First, let's see why (".*?"|\S+)
"does not work". Specifically, look at ".*?"
That means zero or more characters enclosed in double-quotes. Well, the field that is giving you problems is ""C:\Program Files\ABC\ABC XYZ""
. Note that each ""
at the beginning and end of that field will match ".*?"
because ""
consists of zero characters surrounded with double quotes.
It is better to match as specifically as possible rather than splitting. So, if you have a configuration file with directives and a fixed format, form a regular expression match that is as close to the format you are trying to match as possible.

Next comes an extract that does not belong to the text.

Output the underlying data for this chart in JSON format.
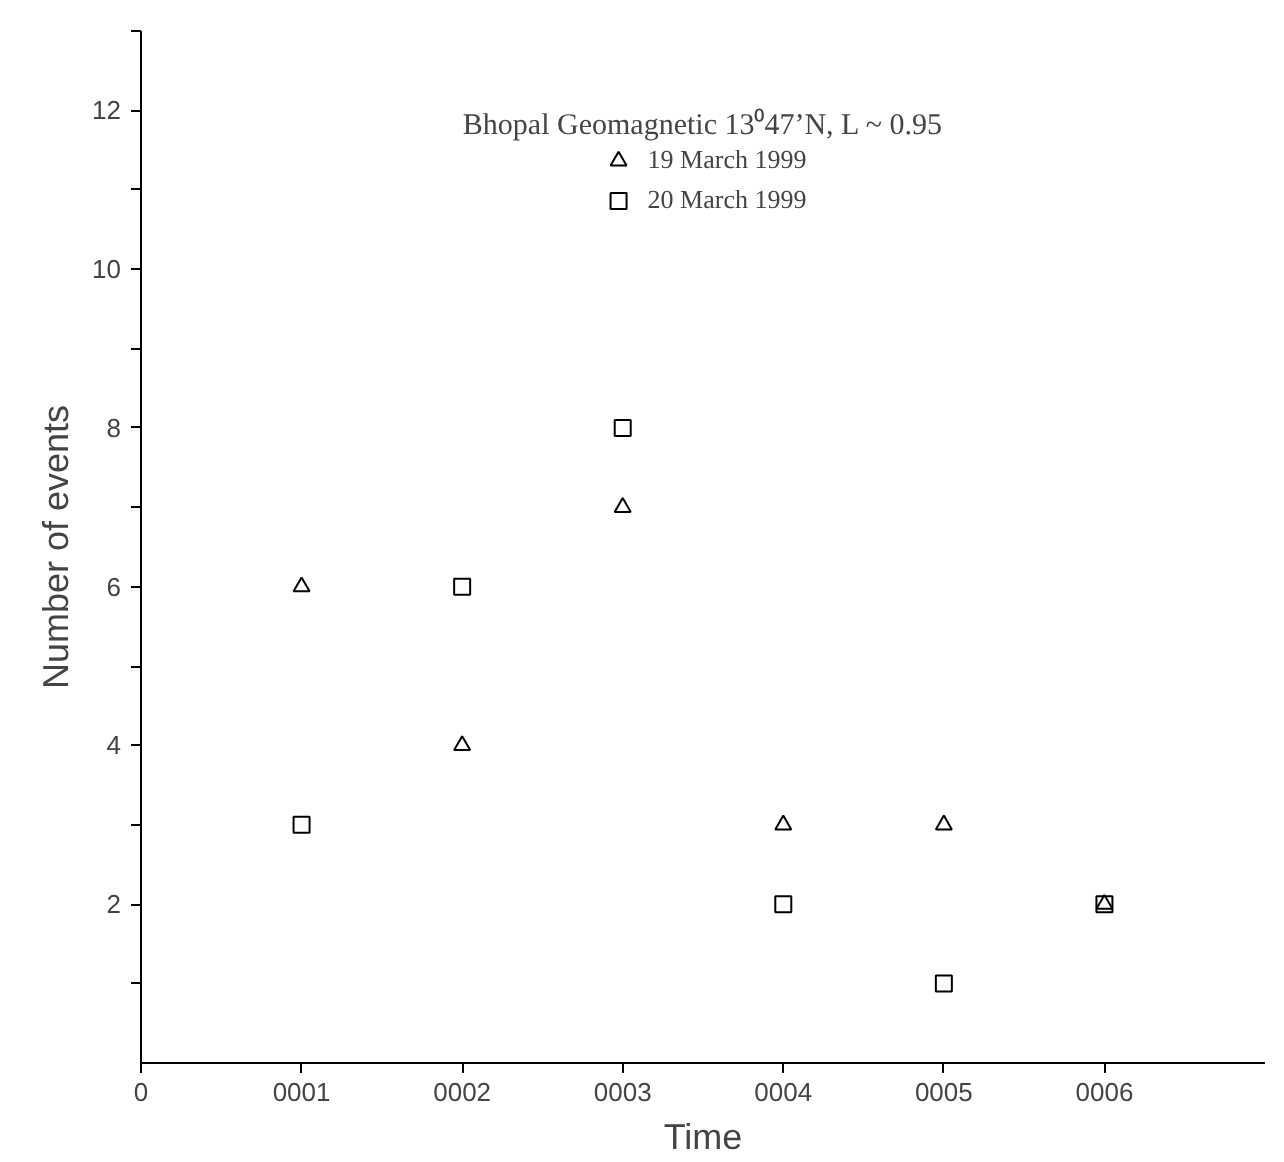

Move the quotation marks outside of the capturing parentheses if you don't want them.
#!/usr/bin/perl
use strict;
use warnings;
my $s = q{StartProgram 1 ""C:\Program Files\ABC\ABC XYZ"" CleanProgramTimeout 1 30};
my @parts = $s =~ m{\A(\w+) ([0-9]) (""[^"]+"") (\w+) ([0-9]) ([0-9]{2})};
use Data::Dumper;
print Dumper \@parts;
Output:
$VAR1 = [
'StartProgram',
'1',
'""C:\\Program Files\\ABC\\ABC XYZ""',
'CleanProgramTimeout',
'1',
'30'
];
In that vein, here is a more involved script:
#!/usr/bin/perl
use strict;
use warnings;
use Data::Dumper;
my @strings = split /\n/, <<'EO_TEXT';
StartProgram 1 ""C:\Program Files\ABC\ABC XYZ"" CleanProgramTimeout 1 30
StartProgram 1 c:\opt\perl CleanProgramTimeout 1 30
EO_TEXT
my $re = qr{
(?<directive>StartProgram)\s+
(?<instance>[0-9][0-9]?)\s+
(?<path>"".+?""|\S+)\s+
(?<timeout_directive>CleanProgramTimeout)\s+
(?<timeout_instance>[0-9][0-9]?)\s+(?<timeout_seconds>[0-9]{2})
}x;
for (@strings) {
if ( $_ =~ $re ) {
print Dumper \%+;
}
}
Output:
$VAR1 = {
'timeout_directive' => 'CleanProgramTimeout',
'timeout_seconds' => '30',
'path' => '""C:\\Program Files\\ABC\\ABC XYZ""',
'directive' => 'StartProgram',
'timeout_instance' => '1',
'instance' => '1'
};
$VAR1 = {
'timeout_directive' => 'CleanProgramTimeout',
'timeout_seconds' => '30',
'path' => 'c:\\opt\\perl',
'directive' => 'StartProgram',
'timeout_instance' => '1',
'instance' => '1'
};
Update: I cannot get Text::Balanced
or Text::ParseWords
to parse this correctly. I suspect the problem is the repeated quotation marks that delineate the substring that should not be split. The following code is my best (not very good) attempt at solving the generic problem by using split and then selective re-gathering of parts of the string.
#!/usr/bin/perl
use strict;
use warnings;
use Data::Dumper;
my $s = q{StartProgram 1 ""C:\Program Files\ABC\ABC XYZ"" CleanProgramTimeout 1 30};
my $t = q{StartProgram 1 c:\opt\perl CleanProgramTimeout 1 30};
print Dumper parse_line($s);
print Dumper parse_line($t);
sub parse_line {
my ($line) = @_;
my @parts = split /(\s+)/, $line;
my @real_parts;
for (my $i = 0; $i < @parts; $i += 1) {
unless ( $parts[$i] =~ /^""/ ) {
push @real_parts, $parts[$i] if $parts[$i] =~ /\S/;
next;
}
my $part;
do {
$part .= $parts[$i++];
} until ($part =~ /""$/);
push @real_parts, $part;
}
return \@real_parts;
}